The incidence of colorectal cancer (CRC) declines among subjects aged 50 years and above. An opposite trend appears among younger adults. In Europe, data on CRC incidence among younger adults are ...lacking. We therefore aimed to analyse European trends in CRC incidence and mortality in subjects younger than 50 years.
Data on age-related CRC incidence and mortality between 1990 and 2016 were retrieved from national and regional cancer registries. Trends were analysed by Joinpoint regression and expressed as annual percent change.

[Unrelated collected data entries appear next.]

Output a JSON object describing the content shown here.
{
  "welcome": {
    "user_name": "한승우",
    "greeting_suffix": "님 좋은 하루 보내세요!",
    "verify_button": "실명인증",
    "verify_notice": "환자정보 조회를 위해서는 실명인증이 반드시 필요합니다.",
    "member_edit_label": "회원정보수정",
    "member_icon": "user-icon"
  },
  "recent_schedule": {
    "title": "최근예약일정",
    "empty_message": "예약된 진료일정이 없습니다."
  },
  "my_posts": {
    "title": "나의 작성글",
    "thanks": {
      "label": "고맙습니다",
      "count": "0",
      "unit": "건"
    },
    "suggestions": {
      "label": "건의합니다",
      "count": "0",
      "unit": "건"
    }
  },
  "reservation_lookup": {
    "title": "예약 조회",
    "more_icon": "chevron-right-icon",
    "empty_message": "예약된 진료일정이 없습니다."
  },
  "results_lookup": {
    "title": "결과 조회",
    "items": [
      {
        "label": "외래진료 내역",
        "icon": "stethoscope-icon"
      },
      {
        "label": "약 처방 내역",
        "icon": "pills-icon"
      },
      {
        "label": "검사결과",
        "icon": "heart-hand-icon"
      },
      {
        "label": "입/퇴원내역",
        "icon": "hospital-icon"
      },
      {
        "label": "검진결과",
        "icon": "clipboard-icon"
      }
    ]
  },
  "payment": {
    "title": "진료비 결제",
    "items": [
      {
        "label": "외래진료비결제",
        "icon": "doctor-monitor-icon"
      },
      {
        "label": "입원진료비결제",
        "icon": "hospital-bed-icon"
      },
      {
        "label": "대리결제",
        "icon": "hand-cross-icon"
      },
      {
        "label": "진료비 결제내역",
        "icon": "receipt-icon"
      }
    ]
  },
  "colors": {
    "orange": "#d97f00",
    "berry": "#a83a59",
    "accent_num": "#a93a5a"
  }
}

We retrieved data on 143.7 million people aged 20-49 years from 20 European countries. Of them, 187 918 (0.13%) were diagnosed with CRC. On average, CRC incidence increased with 7.9% per year among subjects aged 20-29 years from 2004 to 2016. The increase in the age group of 30-39 years was 4.9% per year from 2005 to 2016, the increase in the age group of 40-49 years was 1.6% per year from 2004 to 2016. This increase started earliest in subjects aged 20-29 years, and 10-20 years later in those aged 30-39 and 40-49 years. This is consistent with an age-cohort phenomenon. Although in most European countries the CRC incidence had risen, some heterogeneity was found between countries. CRC mortality did not significantly change among the youngest adults, but decreased with 1.1%per year between 1990 and 2016 and 2.4% per year between 1990 and 2009 among those aged 30-39 years and 40-49 years, respectively.
CRC incidence rises among young adults in Europe. The cause for this trend needs to be elucidated. Clinicians should be aware of this trend. If the trend continues, screening guidelines may need to be reconsidered.